Denver was forced to rebuild their bench the same way they built their championship team, drafting and developing quality role players around their MVP, Nikola Jokic. As they did with last year’s 21st pick in the draft (the aforementioned Christian Braun), Denver traded into more picks in a deep 2023 draft class in order to search for more bench players who can contribute. Multiple pre-draft trades netted them the 29th, 32nd, and 37th picks, an unusual team-building strategy for a contender, much less a defending champion.
Denver first looked to replace the guard play of Bruce Brown with sharpshooter Julian Strawther at the end of the first round and old-school point guard Jalen Pickett. Pickett in particular, who could provide a unique option alongside another unorthodox player in Jokic, intrigues as a point guard who has drawn comparisons to old-school players like Mark Jackson.

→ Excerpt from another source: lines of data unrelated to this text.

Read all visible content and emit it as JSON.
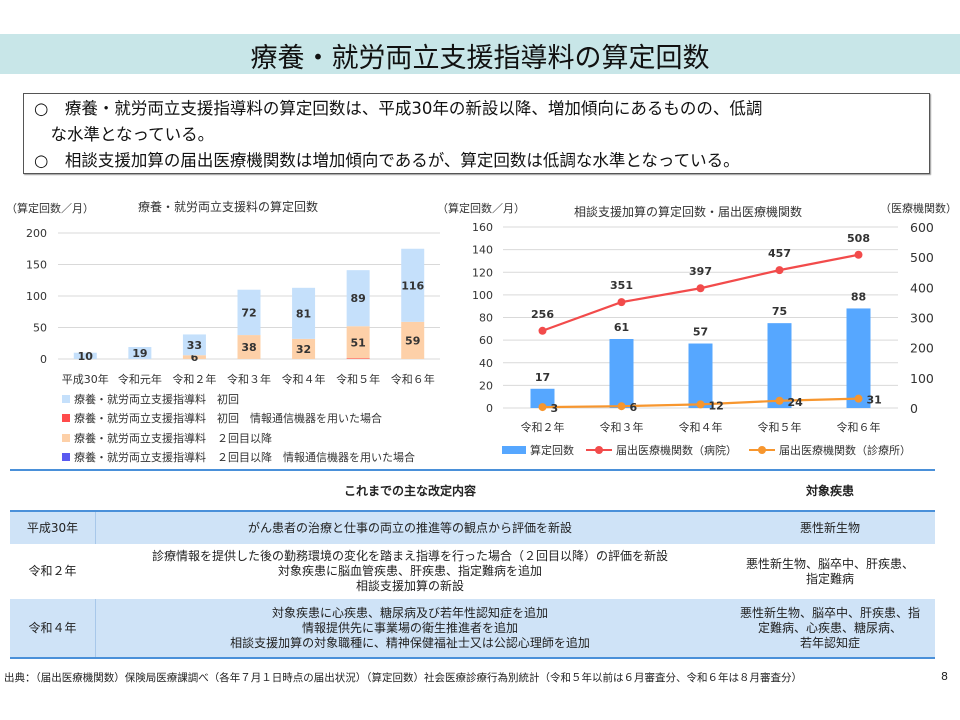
{
  "page": {
    "title": "療養・就労両立支援指導料の算定回数",
    "summary": [
      "○　療養・就労両立支援指導料の算定回数は、平成30年の新設以降、増加傾向にあるものの、低調",
      "　な水準となっている。",
      "○　相談支援加算の届出医療機関数は増加傾向であるが、算定回数は低調な水準となっている。"
    ],
    "source": "出典：（届出医療機関数）保険局医療課調べ（各年７月１日時点の届出状況）（算定回数）社会医療診療行為別統計（令和５年以前は６月審査分、令和６年は８月審査分）",
    "page_number": "8"
  },
  "chart_data": [
    {
      "type": "bar",
      "stacked": true,
      "title": "療養・就労両立支援料の算定回数",
      "ylabel": "（算定回数／月）",
      "xlabel": "",
      "ylim": [
        0,
        200
      ],
      "yticks": [
        0,
        50,
        100,
        150,
        200
      ],
      "grid": true,
      "legend_position": "bottom",
      "categories": [
        "平成30年",
        "令和元年",
        "令和２年",
        "令和３年",
        "令和４年",
        "令和５年",
        "令和６年"
      ],
      "series": [
        {
          "name": "療養・就労両立支援指導料　初回　情報通信機器を用いた場合",
          "color": "#ff4b4b",
          "values": [
            null,
            null,
            null,
            null,
            0,
            1,
            0
          ]
        },
        {
          "name": "療養・就労両立支援指導料　２回目以降",
          "color": "#fdd0a8",
          "values": [
            null,
            null,
            6,
            38,
            32,
            51,
            59
          ]
        },
        {
          "name": "療養・就労両立支援指導料　２回目以降　情報通信機器を用いた場合",
          "color": "#5a5af0",
          "values": [
            null,
            null,
            null,
            null,
            0,
            0,
            0
          ]
        },
        {
          "name": "療養・就労両立支援指導料　初回",
          "color": "#c5e0fb",
          "values": [
            10,
            19,
            33,
            72,
            81,
            89,
            116
          ]
        }
      ],
      "legend_order": [
        {
          "name": "療養・就労両立支援指導料　初回",
          "color": "#c5e0fb"
        },
        {
          "name": "療養・就労両立支援指導料　初回　情報通信機器を用いた場合",
          "color": "#ff4b4b"
        },
        {
          "name": "療養・就労両立支援指導料　２回目以降",
          "color": "#fdd0a8"
        },
        {
          "name": "療養・就労両立支援指導料　２回目以降　情報通信機器を用いた場合",
          "color": "#5a5af0"
        }
      ]
    },
    {
      "type": "bar+line",
      "title": "相談支援加算の算定回数・届出医療機関数",
      "ylabel": "（算定回数／月）",
      "y2label": "（医療機関数）",
      "ylim": [
        0,
        160
      ],
      "yticks": [
        0,
        20,
        40,
        60,
        80,
        100,
        120,
        140,
        160
      ],
      "y2lim": [
        0,
        600
      ],
      "y2ticks": [
        0,
        100,
        200,
        300,
        400,
        500,
        600
      ],
      "grid": true,
      "legend_position": "bottom",
      "categories": [
        "令和２年",
        "令和３年",
        "令和４年",
        "令和５年",
        "令和６年"
      ],
      "series": [
        {
          "name": "算定回数",
          "type": "bar",
          "axis": "left",
          "color": "#56a7ff",
          "values": [
            17,
            61,
            57,
            75,
            88
          ]
        },
        {
          "name": "届出医療機関数（病院）",
          "type": "line",
          "axis": "right",
          "color": "#f24b4b",
          "values": [
            256,
            351,
            397,
            457,
            508
          ]
        },
        {
          "name": "届出医療機関数（診療所）",
          "type": "line",
          "axis": "right",
          "color": "#f7962e",
          "values": [
            3,
            6,
            12,
            24,
            31
          ]
        }
      ]
    }
  ],
  "table": {
    "headers": [
      "",
      "これまでの主な改定内容",
      "対象疾患"
    ],
    "rows": [
      {
        "year": "平成30年",
        "content": [
          "がん患者の治療と仕事の両立の推進等の観点から評価を新設"
        ],
        "diseases": [
          "悪性新生物"
        ]
      },
      {
        "year": "令和２年",
        "content": [
          "診療情報を提供した後の勤務環境の変化を踏まえ指導を行った場合（２回目以降）の評価を新設",
          "対象疾患に脳血管疾患、肝疾患、指定難病を追加",
          "相談支援加算の新設"
        ],
        "diseases": [
          "悪性新生物、脳卒中、肝疾患、",
          "指定難病"
        ]
      },
      {
        "year": "令和４年",
        "content": [
          "対象疾患に心疾患、糖尿病及び若年性認知症を追加",
          "情報提供先に事業場の衛生推進者を追加",
          "相談支援加算の対象職種に、精神保健福祉士又は公認心理師を追加"
        ],
        "diseases": [
          "悪性新生物、脳卒中、肝疾患、指",
          "定難病、心疾患、糖尿病、",
          "若年認知症"
        ]
      }
    ]
  }
}
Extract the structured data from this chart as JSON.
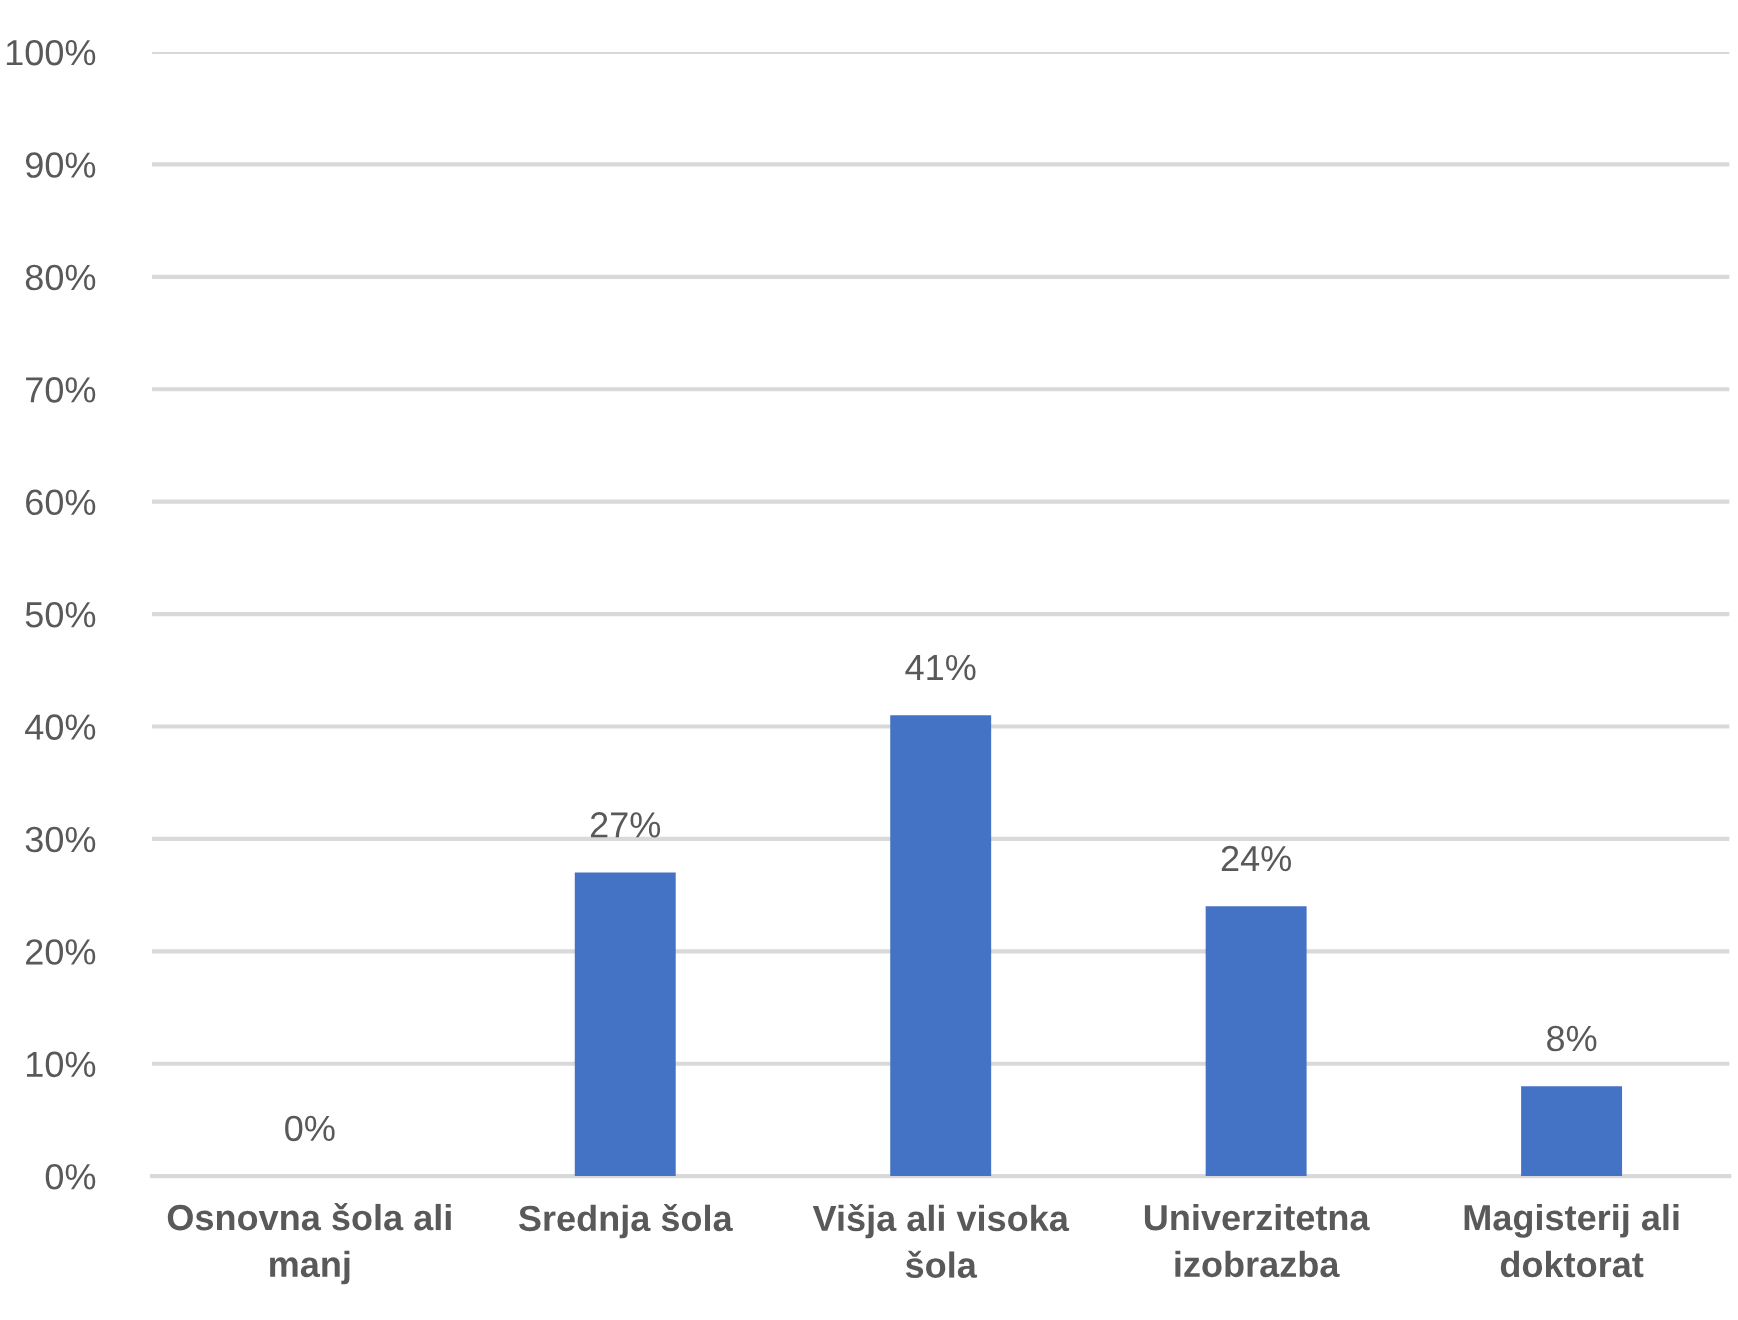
{
  "chart_data": {
    "type": "bar",
    "categories": [
      "Osnovna šola ali\nmanj",
      "Srednja šola",
      "Višja ali visoka\nšola",
      "Univerzitetna\nizobrazba",
      "Magisterij ali\ndoktorat"
    ],
    "values": [
      0,
      27,
      41,
      24,
      8
    ],
    "color": "#4472c4",
    "value_labels": [
      "0%",
      "27%",
      "41%",
      "24%",
      "8%"
    ],
    "ylim": [
      0,
      100
    ],
    "yticks": [
      {
        "value": 0,
        "label": "0%"
      },
      {
        "value": 10,
        "label": "10%"
      },
      {
        "value": 20,
        "label": "20%"
      },
      {
        "value": 30,
        "label": "30%"
      },
      {
        "value": 40,
        "label": "40%"
      },
      {
        "value": 50,
        "label": "50%"
      },
      {
        "value": 60,
        "label": "60%"
      },
      {
        "value": 70,
        "label": "70%"
      },
      {
        "value": 80,
        "label": "80%"
      },
      {
        "value": 90,
        "label": "90%"
      },
      {
        "value": 100,
        "label": "100%"
      }
    ],
    "grid": "y",
    "legend": false
  }
}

Strawther takes on the mantle of a sharpshooting guard with deep range and a quick trigger after an awkward situation with Bones Hyland led to him getting shipped out for close to nothing after a promising rookie season. His ability to fill up space and shoot from anywhere could make him a quick contributor next to a passer like Jokic.
Denvers’ offseason leaves a lot to be desired.
With the 37th pick, the Nuggets took Hunter Tyson, who has already drawn comparisons to their incumbent starting small forward Michael Porter Jr. as a 6’8 forward who holds his hat on his strong perimeter shooting. It seemed like a low-ceiling pick with little chance to impact, but Tyson showed out in summer league and has the eye of Nuggets fans and coaching already.
He averaged 28.8 points, shot 50% from three-point range, and scored a game-high 31 points on 7/9 shooting from three in Denver’s fourth game against Miami. He could be a plug-and-play backup for Porter off the bench as soon as 2023, and it appears Denver’s strategy could be paying off.
Denver was forced into a risky and uninspiring (from afar) offseason by being forced to lose multiple rotation players from their championship rotation. They lost veteran leadership and didn’t have open money to replace it, so they looked to build through the draft in the same way they crafted their starting lineup that led them to a triumphant season.
Every rookie is a risk, and the team could find themselves looking for answers as the season pans out, but their strategy will also provide them with the easiest way there is to find role players who fit on cheap contracts. Denver fans will watch with promise and nervousness to see how the next potential championship rotation is formed as the team rosters three rookies heading into the year.